I have waited for a while before I had the mind for my 2 cents on the issue. Reason being is that the concept is such a fuzzy one and seems to stand as yet another policy by another prime minister who seeks to outdo the previous one. As time comes along, we sort of anticipate for the policy to be abandoned or left lurking in the lukewarm while another steams up the scene. It's a pattern long practiced in this beloved land, with the exception of Rukunegara or the rather debatably disastrous NEB (DEB).

So while I took the time to read my head off on the topic, I could not help myself but to identify some issues that might raise a few eyebrows. I have noticed that instead of being a platform for the government to assert their want of uniting people, it has challenged the belief of many of the top tier people in the country as well as your laymen around. They follow, yes.. But ask them a question about One Malaysia, you will have many contrasting opinions on the adequacy of the implementation.

For example, on the issue of vernacular schools. Some are proposing that the different vernacular schools being closed down as it hinders unity while others think that it would be rather unfair and ignite racial unrest. The matter is; it should be a choice made available and the education system can be effective in dealing with the issue. If the Malays get the opportunity of studying in full residential schools that were designed specifically for their success, why deny the other races of privileges that they need to strive for personally?

(I have asked a bunch of 16 year olds in a full residential school about this and the answers were sometimes disconcerting, with hints of righteousness and "hak saya, bukan mereka" perception.. I am sure glad I have brought the issue up to be discussed)

The key here is OneMalaysia needs to be developed with a strong foundation without relying too much on empty rhetorics.

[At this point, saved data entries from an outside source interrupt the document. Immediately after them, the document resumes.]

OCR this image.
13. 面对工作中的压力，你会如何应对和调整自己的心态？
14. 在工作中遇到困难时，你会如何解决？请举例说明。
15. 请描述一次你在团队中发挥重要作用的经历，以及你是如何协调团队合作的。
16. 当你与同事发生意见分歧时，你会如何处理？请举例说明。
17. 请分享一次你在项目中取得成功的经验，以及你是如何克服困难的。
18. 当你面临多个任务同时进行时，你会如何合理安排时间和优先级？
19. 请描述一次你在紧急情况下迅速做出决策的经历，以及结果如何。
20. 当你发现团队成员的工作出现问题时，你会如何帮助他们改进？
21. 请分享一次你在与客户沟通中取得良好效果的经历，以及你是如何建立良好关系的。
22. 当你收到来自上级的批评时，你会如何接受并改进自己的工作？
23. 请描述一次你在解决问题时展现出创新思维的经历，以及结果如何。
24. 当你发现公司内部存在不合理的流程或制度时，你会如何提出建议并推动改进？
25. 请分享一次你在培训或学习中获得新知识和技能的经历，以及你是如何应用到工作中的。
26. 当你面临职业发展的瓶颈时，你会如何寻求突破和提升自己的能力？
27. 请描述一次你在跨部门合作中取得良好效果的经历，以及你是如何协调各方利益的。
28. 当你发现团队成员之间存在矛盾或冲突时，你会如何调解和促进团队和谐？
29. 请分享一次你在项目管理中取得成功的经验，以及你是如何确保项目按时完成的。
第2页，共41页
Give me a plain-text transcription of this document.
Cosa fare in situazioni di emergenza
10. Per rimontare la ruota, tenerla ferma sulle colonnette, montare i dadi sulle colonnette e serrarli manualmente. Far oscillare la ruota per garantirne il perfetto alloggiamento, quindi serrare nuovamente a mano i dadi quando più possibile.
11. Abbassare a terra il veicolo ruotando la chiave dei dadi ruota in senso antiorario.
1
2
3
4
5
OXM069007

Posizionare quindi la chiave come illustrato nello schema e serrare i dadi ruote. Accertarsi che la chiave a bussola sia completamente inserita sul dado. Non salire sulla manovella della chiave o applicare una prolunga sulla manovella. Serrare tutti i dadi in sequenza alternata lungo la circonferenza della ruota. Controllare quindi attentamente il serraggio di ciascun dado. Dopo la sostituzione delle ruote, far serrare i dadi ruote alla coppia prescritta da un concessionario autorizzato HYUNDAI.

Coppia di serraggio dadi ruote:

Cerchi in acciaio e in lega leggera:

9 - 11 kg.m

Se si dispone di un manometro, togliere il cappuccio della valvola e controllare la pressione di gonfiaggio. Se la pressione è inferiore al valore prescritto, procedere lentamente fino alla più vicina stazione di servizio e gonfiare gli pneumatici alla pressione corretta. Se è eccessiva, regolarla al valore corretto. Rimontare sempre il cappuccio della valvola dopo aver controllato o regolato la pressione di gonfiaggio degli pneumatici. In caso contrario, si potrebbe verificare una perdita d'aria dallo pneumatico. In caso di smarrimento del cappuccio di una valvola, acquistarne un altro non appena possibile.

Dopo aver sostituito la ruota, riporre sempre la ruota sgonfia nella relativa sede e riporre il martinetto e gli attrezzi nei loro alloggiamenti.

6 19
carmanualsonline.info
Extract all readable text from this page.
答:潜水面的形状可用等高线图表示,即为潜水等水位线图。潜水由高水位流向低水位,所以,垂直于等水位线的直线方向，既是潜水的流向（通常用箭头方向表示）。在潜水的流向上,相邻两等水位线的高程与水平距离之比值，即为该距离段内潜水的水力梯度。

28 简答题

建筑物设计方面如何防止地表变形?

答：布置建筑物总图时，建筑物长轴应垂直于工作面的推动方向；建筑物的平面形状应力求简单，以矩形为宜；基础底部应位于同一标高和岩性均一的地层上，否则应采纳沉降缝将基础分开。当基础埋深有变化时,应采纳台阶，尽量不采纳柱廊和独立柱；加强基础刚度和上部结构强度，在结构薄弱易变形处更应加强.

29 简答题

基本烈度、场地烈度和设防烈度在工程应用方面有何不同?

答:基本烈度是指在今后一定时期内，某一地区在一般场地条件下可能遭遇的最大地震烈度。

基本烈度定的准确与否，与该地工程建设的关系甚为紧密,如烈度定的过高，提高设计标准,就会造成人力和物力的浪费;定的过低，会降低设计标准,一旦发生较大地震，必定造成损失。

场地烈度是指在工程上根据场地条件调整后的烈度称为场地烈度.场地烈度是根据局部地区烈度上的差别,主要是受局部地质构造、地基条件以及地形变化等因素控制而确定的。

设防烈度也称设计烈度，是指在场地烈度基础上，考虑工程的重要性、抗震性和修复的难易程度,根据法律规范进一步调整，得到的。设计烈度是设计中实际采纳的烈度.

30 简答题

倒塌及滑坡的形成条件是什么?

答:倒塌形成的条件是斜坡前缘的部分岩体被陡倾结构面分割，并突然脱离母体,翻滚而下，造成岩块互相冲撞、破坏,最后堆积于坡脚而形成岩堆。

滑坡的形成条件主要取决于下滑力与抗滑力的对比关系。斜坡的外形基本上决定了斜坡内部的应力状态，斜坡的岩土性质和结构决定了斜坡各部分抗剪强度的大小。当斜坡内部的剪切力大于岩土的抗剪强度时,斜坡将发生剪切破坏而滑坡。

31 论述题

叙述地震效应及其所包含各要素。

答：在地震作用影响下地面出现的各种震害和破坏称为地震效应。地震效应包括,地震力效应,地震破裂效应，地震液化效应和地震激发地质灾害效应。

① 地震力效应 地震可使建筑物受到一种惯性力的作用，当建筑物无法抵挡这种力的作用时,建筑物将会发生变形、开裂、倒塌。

Yes, a few plans have been developed like the Yayasan OneMalaysia or the National Scholarship where merit is the way to go. But if some of the top ministers could not lay their fingers down right to the core of OneMalaysia, you would recognise that the policy is one of a populist nature that seeks to tap on the common interest of the younger generation.

At the very end, it seemed like a knock-off version of Malaysian Malaysia, just subtly built with preference for some.